Da viele Veranstaltungen in den Sommer geschoben wurden, sei das Material knapp. «Die Planen für unseren Mischerturm sind zum Beispiel erst heute Morgen eingetroffen. Ich hoffe, die stimmen alle, nur dann wird es morgen funktionieren.»
Konzertstau und Absagen
Das Openair St. Gallen konnte wie geplant über die Bühne gehen. Doch der Konzertstau macht diesen Sommer vielen Veranstaltenden Sorgen. Ganze Festivals wurden schon abgesagt, so das Blue-Balls-Festival in Luzern.
Die Gründe dafür sind vielfältig. Es lag nicht nur am fehlenden Personal und Material, manchmal konnten die Verkaufszahlen die Kosten nicht decken, und es gab auch krankheitsbedingte Ausfälle. Das Konzert der Rolling Stones in Bern fiel wegen Mick Jaggers Corona-Erkrankung ins Wasser, aus demselben Grund trat Metallica nicht bei «Out in the Green» in Frauenfeld auf.
Das alles bedeute einen organisatorischen Mehraufwand und im schlimmsten Fall ein Loch in der Kasse, sagt Nicole Roten, Mitinhaberin der Agentur Moonstruck Artist Services GmbH: «Man hat in einer Saison budgetiert, die nun erst zwei Jahre später realisiert wird. Das kann einen gewissen Druck generieren.»
Eine Übergangsphase
Nicole Roten befürchtet, dass durch die grosse Konkurrenz in diesem Sommer vor allem kleine Festivals und Konzertveranstaltungen auf der Strecke bleiben.
Die Booking-Dichte führe dazu, dass das Publikum zum Teil zwei oder drei Tickets für ein Datum habe, sagt Roten. Für einen kleinen Event, der nicht das grosse Marketingbudget oder die riesigen Namen im Programm habe, könne das dieses Jahr sehr herausfordernd sein. «Hoffentlich verlieren wir sie nicht, denn sie sind wichtig für die kulturelle Vielfalt.»
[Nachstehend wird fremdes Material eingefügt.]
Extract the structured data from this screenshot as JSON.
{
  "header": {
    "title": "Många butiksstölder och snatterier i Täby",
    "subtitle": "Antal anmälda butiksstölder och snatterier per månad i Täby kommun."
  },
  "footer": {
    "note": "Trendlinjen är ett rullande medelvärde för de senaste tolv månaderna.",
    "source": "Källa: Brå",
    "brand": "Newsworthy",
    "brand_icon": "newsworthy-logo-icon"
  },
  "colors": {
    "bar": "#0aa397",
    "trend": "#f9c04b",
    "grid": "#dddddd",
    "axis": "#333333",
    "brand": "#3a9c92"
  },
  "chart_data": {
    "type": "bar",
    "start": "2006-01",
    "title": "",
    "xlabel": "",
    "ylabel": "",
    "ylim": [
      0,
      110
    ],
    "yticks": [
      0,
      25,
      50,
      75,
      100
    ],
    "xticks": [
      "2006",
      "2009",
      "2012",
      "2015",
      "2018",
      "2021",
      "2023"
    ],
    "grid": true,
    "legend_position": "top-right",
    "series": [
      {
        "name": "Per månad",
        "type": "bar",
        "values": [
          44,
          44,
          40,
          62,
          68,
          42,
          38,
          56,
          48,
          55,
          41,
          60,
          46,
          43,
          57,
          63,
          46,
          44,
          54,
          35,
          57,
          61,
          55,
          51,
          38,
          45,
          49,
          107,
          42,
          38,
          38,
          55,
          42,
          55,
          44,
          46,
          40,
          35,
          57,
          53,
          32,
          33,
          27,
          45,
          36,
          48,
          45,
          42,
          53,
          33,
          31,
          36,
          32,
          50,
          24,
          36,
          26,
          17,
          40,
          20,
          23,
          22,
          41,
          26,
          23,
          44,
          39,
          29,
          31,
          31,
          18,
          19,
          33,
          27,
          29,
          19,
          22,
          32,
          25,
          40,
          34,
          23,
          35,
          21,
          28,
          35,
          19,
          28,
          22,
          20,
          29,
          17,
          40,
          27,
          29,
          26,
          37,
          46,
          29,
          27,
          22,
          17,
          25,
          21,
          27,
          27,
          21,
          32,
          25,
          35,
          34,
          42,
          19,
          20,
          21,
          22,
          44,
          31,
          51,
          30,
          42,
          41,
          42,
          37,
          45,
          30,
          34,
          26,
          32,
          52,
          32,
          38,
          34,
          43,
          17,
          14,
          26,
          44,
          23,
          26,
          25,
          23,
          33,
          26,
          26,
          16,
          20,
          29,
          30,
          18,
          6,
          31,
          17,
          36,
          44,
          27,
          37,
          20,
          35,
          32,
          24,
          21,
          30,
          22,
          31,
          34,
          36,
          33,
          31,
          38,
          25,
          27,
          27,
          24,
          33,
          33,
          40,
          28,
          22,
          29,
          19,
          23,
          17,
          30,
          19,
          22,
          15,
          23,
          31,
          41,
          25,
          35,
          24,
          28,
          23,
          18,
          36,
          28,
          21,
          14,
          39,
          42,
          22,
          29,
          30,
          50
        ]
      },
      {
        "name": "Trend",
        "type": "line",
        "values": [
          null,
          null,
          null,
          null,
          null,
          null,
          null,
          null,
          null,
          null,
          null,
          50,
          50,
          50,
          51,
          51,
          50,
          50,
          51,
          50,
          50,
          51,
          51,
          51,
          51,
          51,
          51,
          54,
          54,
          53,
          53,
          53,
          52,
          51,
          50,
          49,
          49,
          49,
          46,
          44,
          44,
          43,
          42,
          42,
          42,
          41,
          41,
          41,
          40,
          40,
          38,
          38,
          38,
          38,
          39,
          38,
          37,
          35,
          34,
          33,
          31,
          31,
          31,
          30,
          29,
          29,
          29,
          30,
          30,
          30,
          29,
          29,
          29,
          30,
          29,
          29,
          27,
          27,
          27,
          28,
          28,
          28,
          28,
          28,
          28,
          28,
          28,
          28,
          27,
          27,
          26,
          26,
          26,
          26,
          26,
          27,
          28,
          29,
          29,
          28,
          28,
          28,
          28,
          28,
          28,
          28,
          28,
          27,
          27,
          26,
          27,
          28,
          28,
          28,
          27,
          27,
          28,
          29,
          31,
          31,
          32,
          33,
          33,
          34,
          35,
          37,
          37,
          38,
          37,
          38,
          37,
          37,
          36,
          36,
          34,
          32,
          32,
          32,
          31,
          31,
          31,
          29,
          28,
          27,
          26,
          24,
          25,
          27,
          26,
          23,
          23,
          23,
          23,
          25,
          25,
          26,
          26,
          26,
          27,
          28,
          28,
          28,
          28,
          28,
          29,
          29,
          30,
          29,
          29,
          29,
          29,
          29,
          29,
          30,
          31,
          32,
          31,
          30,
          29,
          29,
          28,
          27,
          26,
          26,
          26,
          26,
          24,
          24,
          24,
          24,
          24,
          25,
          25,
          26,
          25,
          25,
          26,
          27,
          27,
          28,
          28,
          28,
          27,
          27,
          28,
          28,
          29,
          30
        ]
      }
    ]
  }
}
Auch Mica Frei vom Openair St. Gallen hofft, dass die Eventbranche einigermassen heil durch den Sommer 2022 kommt und sich dann ab 2023 alles wieder einpendelt. «Ich hoffe, dass wieder so viele Leute Spass an der Branche kriegen, dass die Jobs wieder besetzt werden können.»
Auch das Preisgefüge müsse sich stabilisieren. «Da haben wir in diesem Jahr einen Riesensprung erlebt. Die Benzinpreise schlagen sich auf uns nieder, die Transportkosten sind massiv gestiegen.»
Und dann stellt sich auch noch die Frage nach dem Publikum, sagt Nora Fuchs von der Festivalleitung des Openairs St. Gallen: «Die Unterstützung vom Publikum ist schön und wichtig in dieser Phase. Ich hoffe, dass wir so auch wieder auf den Stand vor der Pandemie kommen.» Wie in vielen Branchen wird 2022 also auch in der Eventbranche ein Übergangsjahr sein.